Are the imprecisions normally that big? If so, how do you fix it? Or it just doesn't matter?[/QUOTE]

No, the calculation is generally exact - if any digit in the output ever comes out as further than 0.4 from its nearest integer then you start again with a longer FFT (that is, a smaller base).

I wonder whether you're transforming back from an array of digits to an integer using (double-precision) FP rather than exact integer arithmetic; could you post your code?

You should be doing the FFT on an array of at least eighteen entries if you're working with nine-digit inputs, set up with contents like
[0,0,0,0,0,0,0,0,0,9,8,7,6,5,4,3,2,1]

I said i couldn't understand but I've heard of FFT and next thing I know it's not even here. I'd love to learn it but I fear any explanation is above me. This thread shows up 7th for fft explanation on google already.

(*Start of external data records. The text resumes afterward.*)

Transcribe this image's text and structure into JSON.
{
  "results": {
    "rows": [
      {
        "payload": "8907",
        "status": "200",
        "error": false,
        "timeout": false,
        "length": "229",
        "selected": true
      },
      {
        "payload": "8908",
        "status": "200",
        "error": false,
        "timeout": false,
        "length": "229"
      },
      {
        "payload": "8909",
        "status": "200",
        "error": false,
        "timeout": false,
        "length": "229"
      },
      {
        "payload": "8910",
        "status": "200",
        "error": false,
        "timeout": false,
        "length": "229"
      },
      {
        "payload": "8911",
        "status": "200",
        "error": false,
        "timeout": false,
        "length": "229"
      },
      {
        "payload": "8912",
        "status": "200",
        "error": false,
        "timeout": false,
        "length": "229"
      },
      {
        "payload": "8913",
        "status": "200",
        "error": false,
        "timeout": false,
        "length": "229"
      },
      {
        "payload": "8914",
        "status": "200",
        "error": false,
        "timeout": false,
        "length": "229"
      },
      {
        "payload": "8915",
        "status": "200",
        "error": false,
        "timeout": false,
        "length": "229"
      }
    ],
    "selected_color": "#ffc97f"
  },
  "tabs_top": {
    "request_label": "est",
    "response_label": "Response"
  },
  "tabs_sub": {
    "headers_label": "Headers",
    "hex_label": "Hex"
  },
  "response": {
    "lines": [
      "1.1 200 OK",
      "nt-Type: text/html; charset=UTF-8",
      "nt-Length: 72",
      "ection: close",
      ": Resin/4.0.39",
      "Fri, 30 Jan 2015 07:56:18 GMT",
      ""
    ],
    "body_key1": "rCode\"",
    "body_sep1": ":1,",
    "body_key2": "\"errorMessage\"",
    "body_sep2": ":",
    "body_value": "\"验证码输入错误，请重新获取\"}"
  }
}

best thing I've found for visually seeing it is [url]http://www.gweep.net/~shifty/portfolio/fftmulspreadsheet/index.html[/url]

Books 'N Bagels
 

As Bagels usually have one - a hole - also, I might think, there's one in my own knowledge about the notation of the math.

'Cose: got me two books, first the famous one authored by Richard Crandall & Carl Pomerance: "Prime Numbers - A Computational Perspective" and 2nd a rather old book authored by Bruce, J.W, Giblin P.J., Rippon, P.J "Microcomputers and Mathematics" - with I found rather helpful and interesting.

My problem comes more with the first mentioned book by Crandall et al. it uses mathm. notations which I do not understand, e.g. an "=" with three horizontal lines and sum-signs and pi-signs and brackets...

Could someone please give me a hint, where I probaply could get information on this? Some "search-strings" for an extended google/amazon/wikipedia-search would also be very much helpful to me.

Cheers, ciic.

[url]http://en.wikipedia.org/wiki/List_of_mathematical_symbols[/url]

See: congruence, summation, product.